This is the codebase for Compositional Learning-based Planning for Vision POMDPs [Deglurkar, Lim, et al.]. It is adapted from the codebase for the DualSMC baseline method.
The Partially Observable Markov Decision Process (POMDP) is a powerful framework for capturing decision-making problems that involve state and transition uncertainty. However, most current POMDP planners cannot effectively handle high-dimensional image observations prevalent in real world applications, and often require lengthy online training that requires interaction with the environment. The Visual Tree Search (VTS) algorithm is a compositional learning and planning procedure that combines generative models learned offline with online model-based POMDP planning. The deep generative observation models evaluate the likelihood of and predict future image observations in a Monte Carlo tree search planner. VTS is robust to different types of image noises that were not present during training and can adapt to different reward structures without the need to re-train. It outperforms several baseline state-of-the-art vision POMDP algorithms while using a fraction of the training time.
The setup and requirements for the project conda environment is similar to that in this HuMAnav-Release codebase. The codebase also provides instructions for how to download the Stanford Large Scale 3D Indoor Spaces Dataset, which is necessary to run our 3D Light-Dark experiments but not our Floor Positioning experiments. You may skip the "Download SMPL data & Render human meshes" section. Otherwise, follow all instructions on the HumANav-Release README. You may also change the name of the desired conda environment by modifying the "name" field of the HumANav-Release codebase's environment.yml file.
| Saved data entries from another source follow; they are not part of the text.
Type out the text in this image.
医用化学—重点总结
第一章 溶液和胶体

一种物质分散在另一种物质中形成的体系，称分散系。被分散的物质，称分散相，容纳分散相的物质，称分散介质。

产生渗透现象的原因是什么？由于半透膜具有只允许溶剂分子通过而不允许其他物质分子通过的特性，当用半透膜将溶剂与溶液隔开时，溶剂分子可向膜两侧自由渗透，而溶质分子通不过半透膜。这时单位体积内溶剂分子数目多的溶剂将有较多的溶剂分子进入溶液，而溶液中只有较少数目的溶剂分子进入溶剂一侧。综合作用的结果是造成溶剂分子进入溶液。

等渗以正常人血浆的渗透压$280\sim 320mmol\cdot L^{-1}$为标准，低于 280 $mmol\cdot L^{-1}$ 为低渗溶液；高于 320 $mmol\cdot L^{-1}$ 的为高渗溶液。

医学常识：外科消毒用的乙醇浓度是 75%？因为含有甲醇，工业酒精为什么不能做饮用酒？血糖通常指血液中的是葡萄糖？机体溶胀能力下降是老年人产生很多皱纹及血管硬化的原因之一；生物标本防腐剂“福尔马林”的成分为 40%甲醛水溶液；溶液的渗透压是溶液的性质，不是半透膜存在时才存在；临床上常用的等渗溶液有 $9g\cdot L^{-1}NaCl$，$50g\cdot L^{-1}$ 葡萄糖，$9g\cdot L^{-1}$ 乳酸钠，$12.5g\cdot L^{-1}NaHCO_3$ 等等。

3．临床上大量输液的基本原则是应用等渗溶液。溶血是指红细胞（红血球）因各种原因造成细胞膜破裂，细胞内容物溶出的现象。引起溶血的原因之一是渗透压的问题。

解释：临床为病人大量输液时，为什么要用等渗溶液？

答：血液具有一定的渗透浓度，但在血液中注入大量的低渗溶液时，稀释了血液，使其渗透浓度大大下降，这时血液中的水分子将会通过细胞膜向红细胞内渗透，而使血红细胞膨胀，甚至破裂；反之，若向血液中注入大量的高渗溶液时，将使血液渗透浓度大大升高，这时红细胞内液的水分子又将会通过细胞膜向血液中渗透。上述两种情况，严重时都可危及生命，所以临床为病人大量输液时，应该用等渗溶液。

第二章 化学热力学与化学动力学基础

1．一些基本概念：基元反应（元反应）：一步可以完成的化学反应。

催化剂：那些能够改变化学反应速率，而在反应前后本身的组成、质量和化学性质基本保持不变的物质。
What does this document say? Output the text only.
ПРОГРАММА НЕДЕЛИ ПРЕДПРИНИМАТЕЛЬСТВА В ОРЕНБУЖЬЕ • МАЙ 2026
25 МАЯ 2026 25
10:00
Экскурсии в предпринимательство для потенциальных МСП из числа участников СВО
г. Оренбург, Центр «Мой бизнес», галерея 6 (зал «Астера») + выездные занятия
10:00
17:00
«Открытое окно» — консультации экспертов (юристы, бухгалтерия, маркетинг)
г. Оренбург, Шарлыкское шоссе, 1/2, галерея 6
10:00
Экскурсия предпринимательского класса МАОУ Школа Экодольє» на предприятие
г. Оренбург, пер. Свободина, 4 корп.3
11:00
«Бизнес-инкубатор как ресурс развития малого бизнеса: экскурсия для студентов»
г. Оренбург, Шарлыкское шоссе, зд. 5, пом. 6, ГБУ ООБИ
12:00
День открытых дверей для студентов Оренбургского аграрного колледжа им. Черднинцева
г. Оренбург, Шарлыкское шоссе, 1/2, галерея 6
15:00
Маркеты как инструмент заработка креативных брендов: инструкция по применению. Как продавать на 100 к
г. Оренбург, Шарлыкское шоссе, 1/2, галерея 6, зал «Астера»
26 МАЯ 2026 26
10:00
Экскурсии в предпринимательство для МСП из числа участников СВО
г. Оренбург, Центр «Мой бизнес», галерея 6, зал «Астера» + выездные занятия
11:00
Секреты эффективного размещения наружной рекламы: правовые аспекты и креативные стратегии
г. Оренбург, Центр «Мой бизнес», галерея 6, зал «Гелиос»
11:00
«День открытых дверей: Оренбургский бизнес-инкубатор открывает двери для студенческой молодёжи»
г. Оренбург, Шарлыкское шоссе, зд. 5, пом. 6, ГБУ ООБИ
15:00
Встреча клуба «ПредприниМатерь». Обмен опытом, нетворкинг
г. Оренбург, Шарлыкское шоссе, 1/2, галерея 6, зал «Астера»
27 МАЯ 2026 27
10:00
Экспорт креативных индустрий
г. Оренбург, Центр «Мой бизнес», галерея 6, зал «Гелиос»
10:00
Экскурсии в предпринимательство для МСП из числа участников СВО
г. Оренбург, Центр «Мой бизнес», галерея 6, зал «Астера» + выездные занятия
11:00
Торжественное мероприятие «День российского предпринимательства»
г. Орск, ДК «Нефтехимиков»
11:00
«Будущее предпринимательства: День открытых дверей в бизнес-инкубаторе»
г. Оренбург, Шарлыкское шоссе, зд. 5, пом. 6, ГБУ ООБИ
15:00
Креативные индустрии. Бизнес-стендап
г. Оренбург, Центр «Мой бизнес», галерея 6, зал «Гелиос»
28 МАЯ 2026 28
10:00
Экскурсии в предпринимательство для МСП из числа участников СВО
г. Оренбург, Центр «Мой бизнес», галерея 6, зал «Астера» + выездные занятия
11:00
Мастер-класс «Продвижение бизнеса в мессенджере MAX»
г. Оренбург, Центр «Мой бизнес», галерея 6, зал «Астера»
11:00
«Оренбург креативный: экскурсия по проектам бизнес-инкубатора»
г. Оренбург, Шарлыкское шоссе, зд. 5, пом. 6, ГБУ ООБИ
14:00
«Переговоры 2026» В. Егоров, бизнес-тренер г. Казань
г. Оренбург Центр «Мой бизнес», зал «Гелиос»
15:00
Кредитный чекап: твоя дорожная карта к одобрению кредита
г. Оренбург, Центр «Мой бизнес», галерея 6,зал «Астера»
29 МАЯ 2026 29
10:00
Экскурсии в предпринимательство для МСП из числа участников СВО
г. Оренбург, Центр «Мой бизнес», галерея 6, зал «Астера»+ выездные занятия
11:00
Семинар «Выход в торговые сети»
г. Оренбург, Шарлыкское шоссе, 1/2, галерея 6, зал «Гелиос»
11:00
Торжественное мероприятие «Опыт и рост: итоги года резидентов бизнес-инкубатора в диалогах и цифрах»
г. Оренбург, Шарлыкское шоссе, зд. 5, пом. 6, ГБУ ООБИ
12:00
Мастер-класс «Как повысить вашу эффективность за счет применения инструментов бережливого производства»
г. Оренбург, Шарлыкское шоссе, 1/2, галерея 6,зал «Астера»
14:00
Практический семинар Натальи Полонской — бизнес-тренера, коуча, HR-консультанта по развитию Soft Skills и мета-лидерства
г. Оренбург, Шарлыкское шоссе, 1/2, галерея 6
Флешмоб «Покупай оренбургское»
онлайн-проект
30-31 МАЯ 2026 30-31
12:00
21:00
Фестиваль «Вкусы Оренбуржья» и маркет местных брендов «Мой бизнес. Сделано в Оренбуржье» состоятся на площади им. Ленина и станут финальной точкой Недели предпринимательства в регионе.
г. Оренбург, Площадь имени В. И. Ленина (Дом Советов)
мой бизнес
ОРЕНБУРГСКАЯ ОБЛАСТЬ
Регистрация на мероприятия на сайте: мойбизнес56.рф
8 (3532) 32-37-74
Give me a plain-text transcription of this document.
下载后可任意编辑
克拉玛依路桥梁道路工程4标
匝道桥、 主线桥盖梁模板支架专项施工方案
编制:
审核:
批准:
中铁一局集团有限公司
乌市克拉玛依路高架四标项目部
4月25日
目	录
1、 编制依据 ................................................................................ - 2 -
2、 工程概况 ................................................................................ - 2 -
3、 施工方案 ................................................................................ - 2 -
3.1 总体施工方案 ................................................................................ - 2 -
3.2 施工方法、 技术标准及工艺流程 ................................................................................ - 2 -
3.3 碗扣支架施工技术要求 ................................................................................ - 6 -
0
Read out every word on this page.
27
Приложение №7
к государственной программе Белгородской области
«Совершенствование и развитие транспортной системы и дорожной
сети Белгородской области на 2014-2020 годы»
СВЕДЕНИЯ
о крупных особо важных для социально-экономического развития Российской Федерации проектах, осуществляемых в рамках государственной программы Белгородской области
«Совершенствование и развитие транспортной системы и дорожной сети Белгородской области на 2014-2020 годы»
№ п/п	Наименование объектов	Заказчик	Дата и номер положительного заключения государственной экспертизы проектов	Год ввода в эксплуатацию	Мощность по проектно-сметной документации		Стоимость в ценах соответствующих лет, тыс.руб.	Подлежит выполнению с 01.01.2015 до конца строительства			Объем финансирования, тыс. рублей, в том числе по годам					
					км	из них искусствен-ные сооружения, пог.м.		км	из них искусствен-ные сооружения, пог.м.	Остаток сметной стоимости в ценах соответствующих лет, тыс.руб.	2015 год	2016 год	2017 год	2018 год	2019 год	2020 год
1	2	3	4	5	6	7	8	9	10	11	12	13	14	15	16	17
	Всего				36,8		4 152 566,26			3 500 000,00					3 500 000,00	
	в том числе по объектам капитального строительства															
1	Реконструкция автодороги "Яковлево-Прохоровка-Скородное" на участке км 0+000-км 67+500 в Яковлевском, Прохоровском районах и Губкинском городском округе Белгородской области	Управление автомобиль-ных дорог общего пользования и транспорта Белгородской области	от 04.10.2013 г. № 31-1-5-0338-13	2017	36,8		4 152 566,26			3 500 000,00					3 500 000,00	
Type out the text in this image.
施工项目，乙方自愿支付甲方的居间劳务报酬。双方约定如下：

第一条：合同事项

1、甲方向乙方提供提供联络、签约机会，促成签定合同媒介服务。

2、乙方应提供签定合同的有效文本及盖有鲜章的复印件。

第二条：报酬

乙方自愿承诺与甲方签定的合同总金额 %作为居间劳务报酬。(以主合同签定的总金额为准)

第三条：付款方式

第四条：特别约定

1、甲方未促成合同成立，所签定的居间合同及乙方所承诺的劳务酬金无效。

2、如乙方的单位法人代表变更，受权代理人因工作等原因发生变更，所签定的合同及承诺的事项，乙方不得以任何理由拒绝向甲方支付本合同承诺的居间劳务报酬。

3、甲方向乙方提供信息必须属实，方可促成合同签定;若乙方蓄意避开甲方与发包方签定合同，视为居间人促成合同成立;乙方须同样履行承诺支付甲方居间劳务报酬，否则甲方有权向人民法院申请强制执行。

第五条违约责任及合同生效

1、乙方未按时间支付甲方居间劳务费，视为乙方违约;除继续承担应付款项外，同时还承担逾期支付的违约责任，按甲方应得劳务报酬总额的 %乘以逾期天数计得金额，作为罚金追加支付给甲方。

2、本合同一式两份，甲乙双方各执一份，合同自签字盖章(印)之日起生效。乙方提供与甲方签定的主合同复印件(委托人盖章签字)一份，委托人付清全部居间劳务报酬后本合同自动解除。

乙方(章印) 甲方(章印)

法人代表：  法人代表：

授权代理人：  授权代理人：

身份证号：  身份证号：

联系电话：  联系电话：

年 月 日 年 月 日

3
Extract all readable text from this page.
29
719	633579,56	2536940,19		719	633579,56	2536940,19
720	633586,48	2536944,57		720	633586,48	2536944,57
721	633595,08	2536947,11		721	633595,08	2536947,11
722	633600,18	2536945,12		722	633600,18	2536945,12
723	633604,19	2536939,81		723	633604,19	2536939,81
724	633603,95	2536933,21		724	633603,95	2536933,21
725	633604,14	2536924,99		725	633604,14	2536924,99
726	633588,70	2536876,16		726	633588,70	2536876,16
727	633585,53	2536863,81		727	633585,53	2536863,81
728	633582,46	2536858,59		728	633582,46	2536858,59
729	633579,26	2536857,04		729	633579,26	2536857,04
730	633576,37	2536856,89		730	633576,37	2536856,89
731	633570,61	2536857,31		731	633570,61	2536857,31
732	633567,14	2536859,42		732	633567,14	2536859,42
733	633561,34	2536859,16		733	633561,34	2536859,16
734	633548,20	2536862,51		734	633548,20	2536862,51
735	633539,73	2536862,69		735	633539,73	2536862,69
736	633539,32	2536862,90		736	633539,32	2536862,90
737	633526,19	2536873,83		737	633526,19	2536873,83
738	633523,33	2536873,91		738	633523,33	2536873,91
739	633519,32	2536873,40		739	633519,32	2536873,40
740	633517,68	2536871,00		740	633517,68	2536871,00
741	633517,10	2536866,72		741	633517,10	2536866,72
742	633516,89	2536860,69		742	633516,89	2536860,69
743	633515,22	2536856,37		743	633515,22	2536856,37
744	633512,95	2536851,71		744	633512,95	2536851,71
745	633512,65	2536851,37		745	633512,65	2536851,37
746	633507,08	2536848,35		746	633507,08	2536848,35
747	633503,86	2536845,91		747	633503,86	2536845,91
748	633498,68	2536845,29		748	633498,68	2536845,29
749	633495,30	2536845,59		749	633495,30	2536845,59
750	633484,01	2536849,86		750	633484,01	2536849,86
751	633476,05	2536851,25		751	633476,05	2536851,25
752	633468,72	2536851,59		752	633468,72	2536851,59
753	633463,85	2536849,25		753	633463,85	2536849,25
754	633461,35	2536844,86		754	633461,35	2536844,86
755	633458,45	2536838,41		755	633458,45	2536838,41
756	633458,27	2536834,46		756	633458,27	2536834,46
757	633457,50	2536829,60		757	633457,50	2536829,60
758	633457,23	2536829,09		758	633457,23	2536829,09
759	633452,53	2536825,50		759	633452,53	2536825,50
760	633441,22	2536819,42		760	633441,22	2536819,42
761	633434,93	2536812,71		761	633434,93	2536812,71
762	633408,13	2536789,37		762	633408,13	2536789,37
Inside the newly created conda environment, additionally run
conda install pytorch==1.4.0 torchvision==0.5.0 cudatoolkit=9.2 -c pytorch
pip install scikit-learn
Copy the file misc/examples.py in this codebase into the HumANav-Release codebase's file examples/examples.py. At the top of the file, change the field HUMANAV_PATH to your absolute path to the HumANav-Release codebase. For the 3D Light-Dark experiment, the examples.py file can also be run in the command line to generate the pre-training dataset. Change the field DATA_PATH at the top of the file to point to the desired location for the dataset.
Finally, within this codebase change the line self.training_data_path = ... inside configs/environments/stanford.py to point to the location of the training data. Additionally, within configs/solver/observation_generation.py change the line self.save_path to indicate where the observation conditional generator network should be saved after pretraining.
Whenever subsequently running the code in this codebase, make sure to first run the following inside the conda environment:
export PYTHONPATH=$PYTHONPATH:/PATH/TO/VisualTreeSearch
export PYTHONPATH=$PYTHONPATH:/PATH/TO/HumANavRelease
export PYOPENGL_PLATFORM=egl
Our method involves a pretraining stage in which all neural network modules are learned offline, followed by an online testing stage. To only perform pretraining, run
python scripts/run_vts.py --pretrain
Or to only perform testing, run
python scripts/run_vts.py --test path/to/saved/models
Both pretraining and testing can be performed in sequence via
python scripts/run_vts.py --pretrain-test
The DualSMC baseline can additionally be run using
python scripts/run_dualsmc.py 
for both training and testing and with similar flags for just training or just testing; see the run_dualsmc.py file for more details.
As mentioned above, first generate the training dataset by running the examples.py file in the command line.
To only perform pretraining, run
python scripts/run_vts_lightdark.py --pretrain
Or to only perform testing, run
python scripts/run_vts_lightdark.py --test path/to/saved/models
Both pretraining and testing can be performed in sequence via
python scripts/run_vts_lightdark.py --pretrain-test
The test traps and occlusions experiments mentioned in the paper can also be run via
python scripts/run_vts_lightdark.py --test-traps path/to/saved/models
python scripts/run_vts_lightdark.py --occlusions path/to/saved/models
The DualSMC baseline can additionally be run with similar arguments as above:
python scripts/run_dualsmc_lightdark.py 
See the run_vts_lightdark.py and run_dualsmc_lightdark.py files for more details on command line options.
During the above, you may see command line outputs like this, which is normal:
ERROR:root:Loading building from obj file: /home/sampada/LB_WayPtNav_Data/stanford_building_parser_dataset/mesh/area5a/42795abd0bf841a098ea084d326f95af.obj
ERROR:root:#Meshes: 160
WARNING:OpenGL.arrays.numpymodule:Unable to load numpy_formathandler accelerator from OpenGL_accelerate
/home/sampada/HumANavRelease/humanav/humanav_renderer.py:223: RuntimeWarning: divide by zero encountered in true_divide
  depth_imgs_meters = 100. / disparity_imgs_cm[..., 0]